Past studies also highlight that pertussis-like cough may be caused by several respiratory pathogens.4–6 Respiratory outbreaks in New Hampshire, Massachusetts and Tennessee initially thought to be caused by pertussis found that pertussis was unlikely to have been the primary etiology; rather, respiratory viruses or atypical bacteria were the etiologic agent.7 The converse is also described: Greenberg et al8 found that pertussis can mimic viral lower respiratory tract infections in infants; 15% of infants with severe lower respiratory tract infections admitted to the pediatric intensive care unit were found retrospectively to be PCR positive for B. pertussis.

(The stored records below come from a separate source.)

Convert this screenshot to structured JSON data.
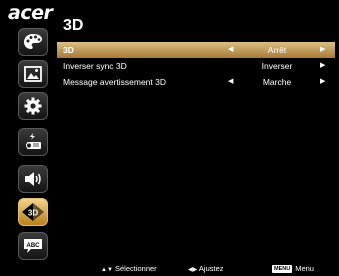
{
  "brand": "acer",
  "page_title": "3D",
  "sidebar": {
    "icons": [
      {
        "name": "color-palette-icon"
      },
      {
        "name": "image-icon"
      },
      {
        "name": "settings-gear-icon"
      },
      {
        "name": "projector-management-icon"
      },
      {
        "name": "audio-volume-icon"
      },
      {
        "name": "3d-icon",
        "label": "3D",
        "active": true
      },
      {
        "name": "language-abc-icon",
        "label": "ABC"
      }
    ]
  },
  "menu": {
    "rows": [
      {
        "label": "3D",
        "value": "Arrêt",
        "left_arrow": "◀",
        "right_arrow": "▶",
        "selected": true
      },
      {
        "label": "Inverser sync 3D",
        "value": "Inverser",
        "left_arrow": "",
        "right_arrow": "▶"
      },
      {
        "label": "Message avertissement 3D",
        "value": "Marche",
        "left_arrow": "◀",
        "right_arrow": "▶"
      }
    ]
  },
  "footer": {
    "select_arrows": "▲▼",
    "select_label": "Sélectionner",
    "adjust_arrows": "◀▶",
    "adjust_label": "Ajustez",
    "menu_key": "MENU",
    "menu_label": "Menu"
  }
}
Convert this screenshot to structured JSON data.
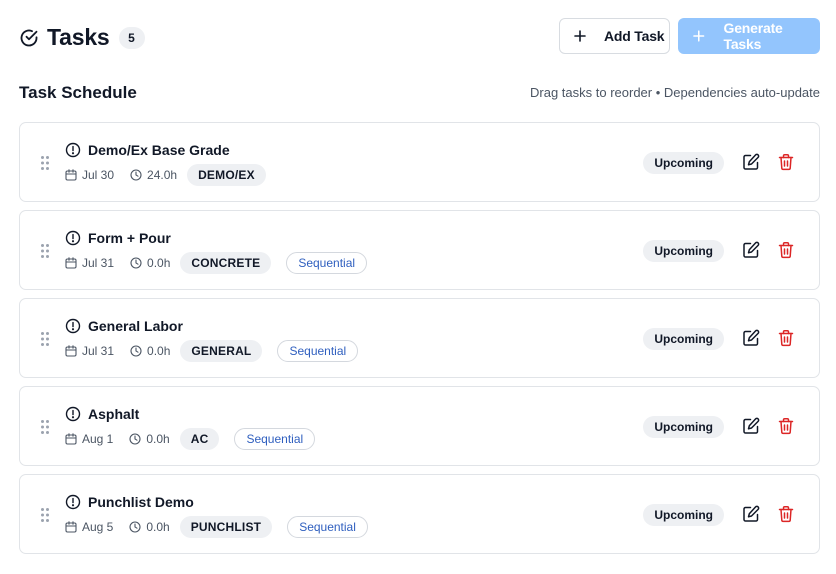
{
  "header": {
    "title": "Tasks",
    "count": "5",
    "add_label": "Add Task",
    "generate_label": "Generate Tasks"
  },
  "schedule": {
    "title": "Task Schedule",
    "hint": "Drag tasks to reorder • Dependencies auto-update"
  },
  "tasks": [
    {
      "name": "Demo/Ex Base Grade",
      "date": "Jul 30",
      "duration": "24.0h",
      "tag": "DEMO/EX",
      "dependency": "",
      "status": "Upcoming"
    },
    {
      "name": "Form + Pour",
      "date": "Jul 31",
      "duration": "0.0h",
      "tag": "CONCRETE",
      "dependency": "Sequential",
      "status": "Upcoming"
    },
    {
      "name": "General Labor",
      "date": "Jul 31",
      "duration": "0.0h",
      "tag": "GENERAL",
      "dependency": "Sequential",
      "status": "Upcoming"
    },
    {
      "name": "Asphalt",
      "date": "Aug 1",
      "duration": "0.0h",
      "tag": "AC",
      "dependency": "Sequential",
      "status": "Upcoming"
    },
    {
      "name": "Punchlist Demo",
      "date": "Aug 5",
      "duration": "0.0h",
      "tag": "PUNCHLIST",
      "dependency": "Sequential",
      "status": "Upcoming"
    }
  ],
  "icons": {
    "title": "check-circle-icon",
    "add": "plus-icon",
    "generate": "plus-icon",
    "grip": "drag-handle-icon",
    "status": "alert-circle-icon",
    "date": "calendar-icon",
    "duration": "clock-icon",
    "edit": "edit-icon",
    "delete": "trash-icon"
  },
  "colors": {
    "primary_disabled": "#93c5fd",
    "delete": "#dc2626",
    "dependency_text": "#2f5fbf"
  }
}
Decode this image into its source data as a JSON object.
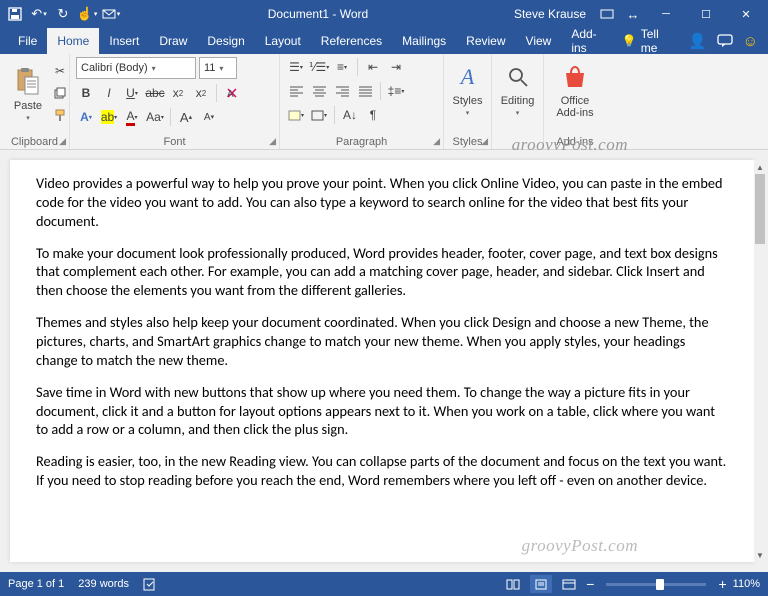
{
  "title": {
    "doc": "Document1 - Word",
    "user": "Steve Krause"
  },
  "tabs": [
    "File",
    "Home",
    "Insert",
    "Draw",
    "Design",
    "Layout",
    "References",
    "Mailings",
    "Review",
    "View",
    "Add-ins"
  ],
  "tell_me": "Tell me",
  "ribbon": {
    "clipboard": {
      "label": "Clipboard",
      "paste": "Paste"
    },
    "font": {
      "label": "Font",
      "name": "Calibri (Body)",
      "size": "11"
    },
    "paragraph": {
      "label": "Paragraph"
    },
    "styles": {
      "label": "Styles",
      "btn": "Styles"
    },
    "editing": {
      "label": "",
      "btn": "Editing"
    },
    "addins": {
      "label": "Add-ins",
      "btn": "Office\nAdd-ins"
    }
  },
  "watermark": "groovyPost.com",
  "document": {
    "p1": "Video provides a powerful way to help you prove your point. When you click Online Video, you can paste in the embed code for the video you want to add. You can also type a keyword to search online for the video that best fits your document.",
    "p2": "To make your document look professionally produced, Word provides header, footer, cover page, and text box designs that complement each other. For example, you can add a matching cover page, header, and sidebar. Click Insert and then choose the elements you want from the different galleries.",
    "p3": "Themes and styles also help keep your document coordinated. When you click Design and choose a new Theme, the pictures, charts, and SmartArt graphics change to match your new theme. When you apply styles, your headings change to match the new theme.",
    "p4": "Save time in Word with new buttons that show up where you need them. To change the way a picture fits in your document, click it and a button for layout options appears next to it. When you work on a table, click where you want to add a row or a column, and then click the plus sign.",
    "p5": "Reading is easier, too, in the new Reading view. You can collapse parts of the document and focus on the text you want. If you need to stop reading before you reach the end, Word remembers where you left off - even on another device."
  },
  "status": {
    "page": "Page 1 of 1",
    "words": "239 words",
    "zoom": "110%"
  }
}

Accordingly, it behooves the practitioner to make the correct diagnosis as early as possible and initiate treatment to reduce B. pertussis spread to susceptible contacts. Moreover, instituting chemoprophylaxis only for individuals exposed to pertussis, and not those exposed to a respiratory virus mimicking pertussis, should be a primary aim in assuring the judicious use of antibiotics.

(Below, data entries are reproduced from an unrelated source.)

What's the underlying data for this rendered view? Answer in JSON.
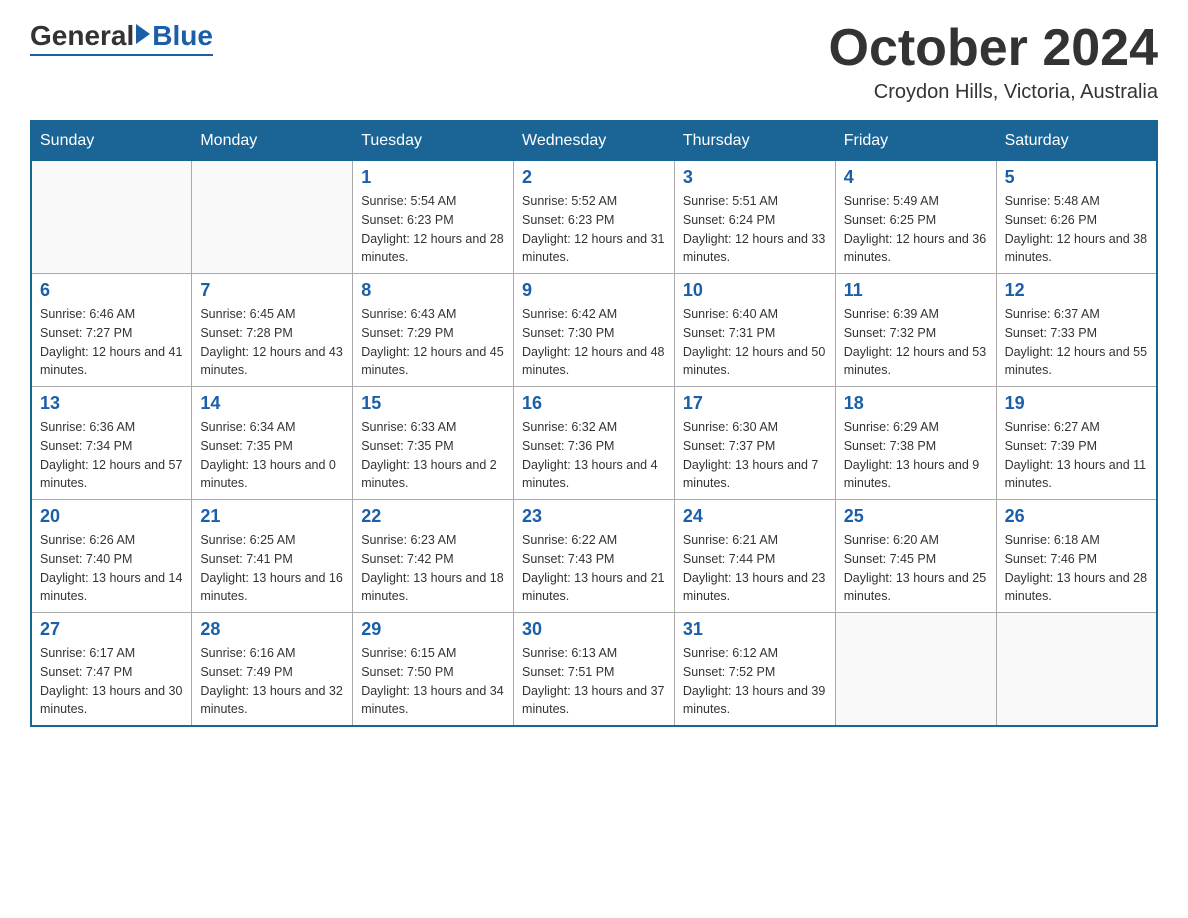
{
  "header": {
    "logo_general": "General",
    "logo_blue": "Blue",
    "month_title": "October 2024",
    "location": "Croydon Hills, Victoria, Australia"
  },
  "days_of_week": [
    "Sunday",
    "Monday",
    "Tuesday",
    "Wednesday",
    "Thursday",
    "Friday",
    "Saturday"
  ],
  "weeks": [
    [
      {
        "day": "",
        "sunrise": "",
        "sunset": "",
        "daylight": ""
      },
      {
        "day": "",
        "sunrise": "",
        "sunset": "",
        "daylight": ""
      },
      {
        "day": "1",
        "sunrise": "Sunrise: 5:54 AM",
        "sunset": "Sunset: 6:23 PM",
        "daylight": "Daylight: 12 hours and 28 minutes."
      },
      {
        "day": "2",
        "sunrise": "Sunrise: 5:52 AM",
        "sunset": "Sunset: 6:23 PM",
        "daylight": "Daylight: 12 hours and 31 minutes."
      },
      {
        "day": "3",
        "sunrise": "Sunrise: 5:51 AM",
        "sunset": "Sunset: 6:24 PM",
        "daylight": "Daylight: 12 hours and 33 minutes."
      },
      {
        "day": "4",
        "sunrise": "Sunrise: 5:49 AM",
        "sunset": "Sunset: 6:25 PM",
        "daylight": "Daylight: 12 hours and 36 minutes."
      },
      {
        "day": "5",
        "sunrise": "Sunrise: 5:48 AM",
        "sunset": "Sunset: 6:26 PM",
        "daylight": "Daylight: 12 hours and 38 minutes."
      }
    ],
    [
      {
        "day": "6",
        "sunrise": "Sunrise: 6:46 AM",
        "sunset": "Sunset: 7:27 PM",
        "daylight": "Daylight: 12 hours and 41 minutes."
      },
      {
        "day": "7",
        "sunrise": "Sunrise: 6:45 AM",
        "sunset": "Sunset: 7:28 PM",
        "daylight": "Daylight: 12 hours and 43 minutes."
      },
      {
        "day": "8",
        "sunrise": "Sunrise: 6:43 AM",
        "sunset": "Sunset: 7:29 PM",
        "daylight": "Daylight: 12 hours and 45 minutes."
      },
      {
        "day": "9",
        "sunrise": "Sunrise: 6:42 AM",
        "sunset": "Sunset: 7:30 PM",
        "daylight": "Daylight: 12 hours and 48 minutes."
      },
      {
        "day": "10",
        "sunrise": "Sunrise: 6:40 AM",
        "sunset": "Sunset: 7:31 PM",
        "daylight": "Daylight: 12 hours and 50 minutes."
      },
      {
        "day": "11",
        "sunrise": "Sunrise: 6:39 AM",
        "sunset": "Sunset: 7:32 PM",
        "daylight": "Daylight: 12 hours and 53 minutes."
      },
      {
        "day": "12",
        "sunrise": "Sunrise: 6:37 AM",
        "sunset": "Sunset: 7:33 PM",
        "daylight": "Daylight: 12 hours and 55 minutes."
      }
    ],
    [
      {
        "day": "13",
        "sunrise": "Sunrise: 6:36 AM",
        "sunset": "Sunset: 7:34 PM",
        "daylight": "Daylight: 12 hours and 57 minutes."
      },
      {
        "day": "14",
        "sunrise": "Sunrise: 6:34 AM",
        "sunset": "Sunset: 7:35 PM",
        "daylight": "Daylight: 13 hours and 0 minutes."
      },
      {
        "day": "15",
        "sunrise": "Sunrise: 6:33 AM",
        "sunset": "Sunset: 7:35 PM",
        "daylight": "Daylight: 13 hours and 2 minutes."
      },
      {
        "day": "16",
        "sunrise": "Sunrise: 6:32 AM",
        "sunset": "Sunset: 7:36 PM",
        "daylight": "Daylight: 13 hours and 4 minutes."
      },
      {
        "day": "17",
        "sunrise": "Sunrise: 6:30 AM",
        "sunset": "Sunset: 7:37 PM",
        "daylight": "Daylight: 13 hours and 7 minutes."
      },
      {
        "day": "18",
        "sunrise": "Sunrise: 6:29 AM",
        "sunset": "Sunset: 7:38 PM",
        "daylight": "Daylight: 13 hours and 9 minutes."
      },
      {
        "day": "19",
        "sunrise": "Sunrise: 6:27 AM",
        "sunset": "Sunset: 7:39 PM",
        "daylight": "Daylight: 13 hours and 11 minutes."
      }
    ],
    [
      {
        "day": "20",
        "sunrise": "Sunrise: 6:26 AM",
        "sunset": "Sunset: 7:40 PM",
        "daylight": "Daylight: 13 hours and 14 minutes."
      },
      {
        "day": "21",
        "sunrise": "Sunrise: 6:25 AM",
        "sunset": "Sunset: 7:41 PM",
        "daylight": "Daylight: 13 hours and 16 minutes."
      },
      {
        "day": "22",
        "sunrise": "Sunrise: 6:23 AM",
        "sunset": "Sunset: 7:42 PM",
        "daylight": "Daylight: 13 hours and 18 minutes."
      },
      {
        "day": "23",
        "sunrise": "Sunrise: 6:22 AM",
        "sunset": "Sunset: 7:43 PM",
        "daylight": "Daylight: 13 hours and 21 minutes."
      },
      {
        "day": "24",
        "sunrise": "Sunrise: 6:21 AM",
        "sunset": "Sunset: 7:44 PM",
        "daylight": "Daylight: 13 hours and 23 minutes."
      },
      {
        "day": "25",
        "sunrise": "Sunrise: 6:20 AM",
        "sunset": "Sunset: 7:45 PM",
        "daylight": "Daylight: 13 hours and 25 minutes."
      },
      {
        "day": "26",
        "sunrise": "Sunrise: 6:18 AM",
        "sunset": "Sunset: 7:46 PM",
        "daylight": "Daylight: 13 hours and 28 minutes."
      }
    ],
    [
      {
        "day": "27",
        "sunrise": "Sunrise: 6:17 AM",
        "sunset": "Sunset: 7:47 PM",
        "daylight": "Daylight: 13 hours and 30 minutes."
      },
      {
        "day": "28",
        "sunrise": "Sunrise: 6:16 AM",
        "sunset": "Sunset: 7:49 PM",
        "daylight": "Daylight: 13 hours and 32 minutes."
      },
      {
        "day": "29",
        "sunrise": "Sunrise: 6:15 AM",
        "sunset": "Sunset: 7:50 PM",
        "daylight": "Daylight: 13 hours and 34 minutes."
      },
      {
        "day": "30",
        "sunrise": "Sunrise: 6:13 AM",
        "sunset": "Sunset: 7:51 PM",
        "daylight": "Daylight: 13 hours and 37 minutes."
      },
      {
        "day": "31",
        "sunrise": "Sunrise: 6:12 AM",
        "sunset": "Sunset: 7:52 PM",
        "daylight": "Daylight: 13 hours and 39 minutes."
      },
      {
        "day": "",
        "sunrise": "",
        "sunset": "",
        "daylight": ""
      },
      {
        "day": "",
        "sunrise": "",
        "sunset": "",
        "daylight": ""
      }
    ]
  ]
}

In this study, rhinovirus was the most common pathogen detected with B. pertussis. Still, it should be noted that while rhinovirus was once thought to be nearly ubiquitous and a frequent colonizer in asymptomatic children, its role as a major cause of acute respiratory illness, like pneumonia in young children, has only recently been appreciated.9
Another important factor to consider in pertussis epidemiology is the patient’s age. Ministry of Health data show DTap vaccination coverage in the study period to be 99.2%, 98.3%, 96.9% and 91.9% for vaccines at 2, 4, 6 and 12 months, DTap1 through -Dtap4, respectively; furthermore, vaccination rate of pregnant women with Tdap (primarily Boostrix) is 45%–53% (Haas, Division of Epidemiology, Israel Ministry of Health, April 11, 2018, personal communication). Interestingly, the incidence of pertussis observed in this study was similar among the different age groups. A possible explanation may be the high pertussis incidence rate (5202) in 2015, the year when most of the nasopharyngeal samples were collected.
This study’s limitations include its retrospective nature with samples collected over a period when B. pertussis incidence was relatively high, thereby limiting the generalizability of the findings. Additionally, important clinical data were not available.
Although respiratory viruses frequently mimic the presentation of B. pertussis in young infants suspected of having pertussis, healthcare providers should have a low threshold for employing PCR pertussis testing, given the epidemiologic implications of undiagnosed pertussis. Coinfection of B. pertussis and respiratory viruses seems to be common, but the significance for clinical severity remains controversial. Further studies should be performed to investigate the effect of coinfection of B. pertussis and respiratory viruses on disease severity.